The conundrum poses an interesting question: are there realms, like esports, where beer advertising is wholly inappropriate? Not when you compare them to traditional sports and sports marketing, suggests Rahul Sood, CEO and Cofounder of Unikrn.com, a comprehensive esports platform.
“Kids play baseball and football, just like they play video games,” Sood says. “Anyone can access ESPN, watch football, and see or hear beer ads. It’s up to the parents to teach their kids about what’s appropriate.”
Sood’s point is cogent. Underage people are allowed to attend live sporting events where they’re exposed to not only beer advertising, but also, potentially, intoxicated people and irresponsible drinking behavior. Bringing beer into esports is a logical extension of the trend that has long permeated traditional sports.
“There’s a notion that only kids play video games, but there’s a rapidly growing demographic of 18-40 year olds who are playing and watching video games,” Sood says. “More non-endemic brands will enter the space. It’s a great way to reach a new audience.”
“These are competitive games,” he continues, “it’s not like we’re talking about targeting a group that watches Barney.”
But a few TV spots during a three-hour football game stands alone from a sponsorship with persistent banner ads and a curated experience.

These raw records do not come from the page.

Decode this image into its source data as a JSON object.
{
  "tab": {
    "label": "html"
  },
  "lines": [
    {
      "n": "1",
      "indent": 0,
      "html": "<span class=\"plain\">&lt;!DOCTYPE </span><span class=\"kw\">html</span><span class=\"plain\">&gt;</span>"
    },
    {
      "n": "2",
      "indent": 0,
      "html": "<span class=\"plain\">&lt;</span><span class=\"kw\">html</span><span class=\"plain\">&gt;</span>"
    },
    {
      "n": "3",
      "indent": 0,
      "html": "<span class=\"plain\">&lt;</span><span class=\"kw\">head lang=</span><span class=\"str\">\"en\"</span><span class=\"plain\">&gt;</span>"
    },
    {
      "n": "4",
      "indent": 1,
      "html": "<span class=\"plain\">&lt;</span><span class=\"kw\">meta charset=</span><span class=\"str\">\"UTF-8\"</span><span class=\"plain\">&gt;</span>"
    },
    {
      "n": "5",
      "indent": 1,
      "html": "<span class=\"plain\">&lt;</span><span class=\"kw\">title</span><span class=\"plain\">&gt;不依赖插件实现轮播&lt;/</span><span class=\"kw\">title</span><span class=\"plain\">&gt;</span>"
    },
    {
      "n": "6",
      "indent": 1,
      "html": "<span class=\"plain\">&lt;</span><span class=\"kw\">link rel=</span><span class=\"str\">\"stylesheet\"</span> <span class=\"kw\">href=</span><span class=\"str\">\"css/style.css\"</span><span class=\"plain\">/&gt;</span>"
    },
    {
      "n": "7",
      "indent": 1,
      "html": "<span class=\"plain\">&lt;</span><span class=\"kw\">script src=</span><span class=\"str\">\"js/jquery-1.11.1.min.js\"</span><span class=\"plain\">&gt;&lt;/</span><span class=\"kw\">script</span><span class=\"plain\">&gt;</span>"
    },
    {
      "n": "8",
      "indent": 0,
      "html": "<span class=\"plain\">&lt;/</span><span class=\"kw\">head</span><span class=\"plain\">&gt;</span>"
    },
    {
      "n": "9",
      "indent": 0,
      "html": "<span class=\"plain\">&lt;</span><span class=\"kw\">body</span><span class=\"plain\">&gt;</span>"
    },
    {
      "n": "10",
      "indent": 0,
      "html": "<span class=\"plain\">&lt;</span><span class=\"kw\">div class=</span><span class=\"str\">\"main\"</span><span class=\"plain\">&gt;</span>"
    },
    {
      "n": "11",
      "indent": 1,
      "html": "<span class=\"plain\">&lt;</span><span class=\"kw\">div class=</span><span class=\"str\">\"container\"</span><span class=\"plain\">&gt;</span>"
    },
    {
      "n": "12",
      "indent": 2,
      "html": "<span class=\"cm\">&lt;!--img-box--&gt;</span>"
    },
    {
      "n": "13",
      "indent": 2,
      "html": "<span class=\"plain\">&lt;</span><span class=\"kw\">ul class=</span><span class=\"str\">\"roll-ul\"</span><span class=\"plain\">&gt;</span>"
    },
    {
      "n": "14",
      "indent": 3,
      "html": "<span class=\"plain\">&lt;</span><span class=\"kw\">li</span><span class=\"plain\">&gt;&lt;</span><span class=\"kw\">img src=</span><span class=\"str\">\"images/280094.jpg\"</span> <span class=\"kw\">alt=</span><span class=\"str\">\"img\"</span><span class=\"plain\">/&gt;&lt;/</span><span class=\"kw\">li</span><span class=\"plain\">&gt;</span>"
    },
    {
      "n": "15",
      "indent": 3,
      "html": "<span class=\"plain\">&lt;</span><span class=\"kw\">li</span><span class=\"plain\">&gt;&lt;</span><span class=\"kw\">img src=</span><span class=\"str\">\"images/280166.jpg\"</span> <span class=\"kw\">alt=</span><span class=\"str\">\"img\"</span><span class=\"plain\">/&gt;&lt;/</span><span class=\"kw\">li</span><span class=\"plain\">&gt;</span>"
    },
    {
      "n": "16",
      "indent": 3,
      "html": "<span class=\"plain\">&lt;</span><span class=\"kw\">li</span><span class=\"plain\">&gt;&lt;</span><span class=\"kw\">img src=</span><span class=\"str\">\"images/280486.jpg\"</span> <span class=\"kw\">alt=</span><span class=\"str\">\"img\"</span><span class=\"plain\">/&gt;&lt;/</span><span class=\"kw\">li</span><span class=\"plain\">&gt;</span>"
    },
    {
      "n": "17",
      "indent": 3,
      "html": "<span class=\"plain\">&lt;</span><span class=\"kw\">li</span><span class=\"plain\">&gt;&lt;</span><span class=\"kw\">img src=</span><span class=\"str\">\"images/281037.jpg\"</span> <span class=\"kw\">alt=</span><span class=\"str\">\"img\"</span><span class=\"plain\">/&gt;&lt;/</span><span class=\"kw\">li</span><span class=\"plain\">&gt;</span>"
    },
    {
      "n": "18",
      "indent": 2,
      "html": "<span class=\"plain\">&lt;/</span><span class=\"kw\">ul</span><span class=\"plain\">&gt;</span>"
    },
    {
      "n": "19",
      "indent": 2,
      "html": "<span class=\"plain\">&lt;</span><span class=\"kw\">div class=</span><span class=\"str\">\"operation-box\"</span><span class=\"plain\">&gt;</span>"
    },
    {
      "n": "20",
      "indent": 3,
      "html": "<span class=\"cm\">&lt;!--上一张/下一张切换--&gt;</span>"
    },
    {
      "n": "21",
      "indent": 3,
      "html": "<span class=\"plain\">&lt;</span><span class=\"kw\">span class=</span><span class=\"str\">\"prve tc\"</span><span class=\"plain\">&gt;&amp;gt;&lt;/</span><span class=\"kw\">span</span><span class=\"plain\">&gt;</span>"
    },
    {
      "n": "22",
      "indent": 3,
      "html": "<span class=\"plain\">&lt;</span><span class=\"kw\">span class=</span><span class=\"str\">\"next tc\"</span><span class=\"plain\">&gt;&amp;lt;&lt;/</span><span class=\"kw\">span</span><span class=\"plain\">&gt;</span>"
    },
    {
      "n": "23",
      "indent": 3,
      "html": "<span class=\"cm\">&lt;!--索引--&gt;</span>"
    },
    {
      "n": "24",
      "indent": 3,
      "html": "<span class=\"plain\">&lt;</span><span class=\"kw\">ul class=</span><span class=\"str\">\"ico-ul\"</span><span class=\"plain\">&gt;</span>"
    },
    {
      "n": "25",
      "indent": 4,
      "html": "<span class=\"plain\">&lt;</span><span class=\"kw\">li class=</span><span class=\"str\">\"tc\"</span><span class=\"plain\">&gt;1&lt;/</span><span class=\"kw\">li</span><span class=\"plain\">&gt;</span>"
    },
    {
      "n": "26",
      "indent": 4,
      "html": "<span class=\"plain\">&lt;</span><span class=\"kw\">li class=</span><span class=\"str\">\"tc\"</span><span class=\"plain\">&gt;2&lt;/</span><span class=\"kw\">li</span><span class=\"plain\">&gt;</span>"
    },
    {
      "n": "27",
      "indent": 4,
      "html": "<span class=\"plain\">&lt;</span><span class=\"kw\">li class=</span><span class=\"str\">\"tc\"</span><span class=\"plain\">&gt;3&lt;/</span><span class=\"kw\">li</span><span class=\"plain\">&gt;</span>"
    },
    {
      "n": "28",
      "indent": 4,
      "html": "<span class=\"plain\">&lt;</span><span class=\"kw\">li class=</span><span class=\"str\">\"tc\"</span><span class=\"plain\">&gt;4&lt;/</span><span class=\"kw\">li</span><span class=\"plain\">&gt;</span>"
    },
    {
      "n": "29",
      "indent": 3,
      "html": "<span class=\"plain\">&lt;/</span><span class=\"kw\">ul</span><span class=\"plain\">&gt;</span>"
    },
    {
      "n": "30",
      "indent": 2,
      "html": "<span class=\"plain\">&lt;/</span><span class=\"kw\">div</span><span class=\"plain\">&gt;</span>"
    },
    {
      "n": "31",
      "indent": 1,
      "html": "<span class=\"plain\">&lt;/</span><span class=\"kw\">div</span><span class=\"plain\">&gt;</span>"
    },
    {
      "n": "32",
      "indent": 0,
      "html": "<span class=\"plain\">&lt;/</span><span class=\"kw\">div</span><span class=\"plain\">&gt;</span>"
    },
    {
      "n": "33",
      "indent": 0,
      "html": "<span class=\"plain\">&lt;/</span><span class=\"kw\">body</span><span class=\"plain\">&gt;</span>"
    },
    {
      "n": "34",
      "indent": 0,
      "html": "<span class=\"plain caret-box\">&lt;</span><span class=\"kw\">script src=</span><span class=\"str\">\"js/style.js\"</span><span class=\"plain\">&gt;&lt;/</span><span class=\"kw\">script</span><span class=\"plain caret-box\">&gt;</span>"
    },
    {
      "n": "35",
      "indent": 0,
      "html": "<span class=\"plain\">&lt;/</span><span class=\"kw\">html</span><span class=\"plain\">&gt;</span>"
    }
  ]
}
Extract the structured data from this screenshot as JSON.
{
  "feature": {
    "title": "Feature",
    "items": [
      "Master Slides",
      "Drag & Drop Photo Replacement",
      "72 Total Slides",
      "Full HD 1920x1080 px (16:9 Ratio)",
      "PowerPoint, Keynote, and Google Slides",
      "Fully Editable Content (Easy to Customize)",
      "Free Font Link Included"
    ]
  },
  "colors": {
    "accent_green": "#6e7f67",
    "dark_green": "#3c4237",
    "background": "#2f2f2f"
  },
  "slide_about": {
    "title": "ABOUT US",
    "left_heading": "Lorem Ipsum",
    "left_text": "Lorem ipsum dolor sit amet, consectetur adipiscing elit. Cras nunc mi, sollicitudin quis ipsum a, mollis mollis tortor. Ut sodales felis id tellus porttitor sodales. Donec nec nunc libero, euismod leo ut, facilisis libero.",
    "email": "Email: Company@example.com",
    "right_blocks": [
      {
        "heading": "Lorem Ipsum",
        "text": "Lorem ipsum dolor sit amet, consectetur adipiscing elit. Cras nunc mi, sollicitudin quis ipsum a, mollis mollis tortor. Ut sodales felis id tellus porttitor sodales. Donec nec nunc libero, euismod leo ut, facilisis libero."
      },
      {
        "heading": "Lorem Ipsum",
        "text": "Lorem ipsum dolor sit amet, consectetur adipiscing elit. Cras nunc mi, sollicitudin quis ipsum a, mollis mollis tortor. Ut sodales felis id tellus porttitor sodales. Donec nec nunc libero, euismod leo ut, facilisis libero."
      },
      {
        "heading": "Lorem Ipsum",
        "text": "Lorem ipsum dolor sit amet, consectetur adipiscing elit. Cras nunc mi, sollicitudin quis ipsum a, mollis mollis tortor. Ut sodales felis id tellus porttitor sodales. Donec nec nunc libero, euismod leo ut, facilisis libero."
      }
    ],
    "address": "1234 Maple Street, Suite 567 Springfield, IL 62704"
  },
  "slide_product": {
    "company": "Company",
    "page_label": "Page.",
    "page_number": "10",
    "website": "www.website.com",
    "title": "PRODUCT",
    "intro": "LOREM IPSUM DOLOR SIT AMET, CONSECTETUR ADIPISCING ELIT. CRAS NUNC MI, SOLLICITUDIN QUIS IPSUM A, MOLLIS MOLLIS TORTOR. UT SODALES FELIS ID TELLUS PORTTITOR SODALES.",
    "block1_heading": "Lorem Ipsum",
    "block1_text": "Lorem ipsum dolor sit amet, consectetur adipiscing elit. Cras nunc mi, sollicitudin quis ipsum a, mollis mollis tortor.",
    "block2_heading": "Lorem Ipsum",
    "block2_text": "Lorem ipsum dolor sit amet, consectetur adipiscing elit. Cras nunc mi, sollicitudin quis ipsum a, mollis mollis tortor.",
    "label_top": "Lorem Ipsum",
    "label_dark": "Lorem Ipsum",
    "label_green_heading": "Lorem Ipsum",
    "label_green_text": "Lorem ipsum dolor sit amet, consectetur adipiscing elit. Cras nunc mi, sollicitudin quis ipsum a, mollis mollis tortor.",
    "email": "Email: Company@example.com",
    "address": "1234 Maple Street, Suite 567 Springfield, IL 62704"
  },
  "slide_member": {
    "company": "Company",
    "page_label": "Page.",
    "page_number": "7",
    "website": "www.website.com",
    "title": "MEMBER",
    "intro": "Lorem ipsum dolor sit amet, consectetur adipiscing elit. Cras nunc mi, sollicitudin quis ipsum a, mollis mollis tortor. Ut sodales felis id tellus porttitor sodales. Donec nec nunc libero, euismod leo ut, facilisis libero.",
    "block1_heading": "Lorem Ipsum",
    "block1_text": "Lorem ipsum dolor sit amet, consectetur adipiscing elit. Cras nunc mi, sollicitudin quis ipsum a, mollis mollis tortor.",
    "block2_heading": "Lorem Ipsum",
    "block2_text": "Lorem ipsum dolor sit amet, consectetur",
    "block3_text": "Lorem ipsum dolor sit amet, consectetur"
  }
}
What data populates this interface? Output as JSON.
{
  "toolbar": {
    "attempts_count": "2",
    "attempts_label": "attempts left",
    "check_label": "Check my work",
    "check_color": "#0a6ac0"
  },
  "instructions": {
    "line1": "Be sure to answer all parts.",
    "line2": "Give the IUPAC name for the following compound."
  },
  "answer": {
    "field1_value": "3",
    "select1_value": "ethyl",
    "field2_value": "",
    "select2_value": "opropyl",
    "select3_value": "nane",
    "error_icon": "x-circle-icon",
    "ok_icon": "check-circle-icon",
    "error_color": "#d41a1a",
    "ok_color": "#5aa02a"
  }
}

It’s easy for children, already overloaded with advertising stimuli, to ignore one-offs and commercials that don’t interest them. But what happens when they’re exposed to an adult brand for a prolonged period, especially in connection to something they’re fiercely passionate about?
“If we start to see 16-year old kids wearing Bud Light sponsored jerseys, that’s a problem,” Sood says. “But most wouldn’t put their brand at risk like that, and most companies wouldn’t partner with them if that was a possibility.”
Even if the kids can’t—or don’t want to—drink, that’s still a lot of exposure to a brand from an impressionable age. Bud Light is likely winning a large chunk of share of mind for gamers, especially given that no other beer companies have tried marketing within the industry, which might translate into sales when those gamers hit drinking age. Does benign sponsorship for a sub-culture that just so happens to be made up of a not-ignorable number of minors eventually start to cross into Joe Camel territory?
The beer market is shrinking, and many companies, especially those with already-very-large financial stakes in the category’s success, are trying whatever they can to staunch the bleeding. Hopefully that doesn’t include dubious marketing campaigns, but one has to consider, given the minds and money at ABI, that someone, somewhere down the line had to point out how many underage people play games. Perhaps it’s a calculated risk to reach a very large and, until now, untapped, market. Perhaps it’s harmless unavoidable overlap that comes with the territory of advertising in the competitive sports realm.
As esports grow and beer companies opt to enter the game, it’s important to consider the ramifications of minors developing causal recognition of—and relationships with—adult brands. For the health of the both industries, and to channel Helen Lovejoy, won’t somebody please think of the children?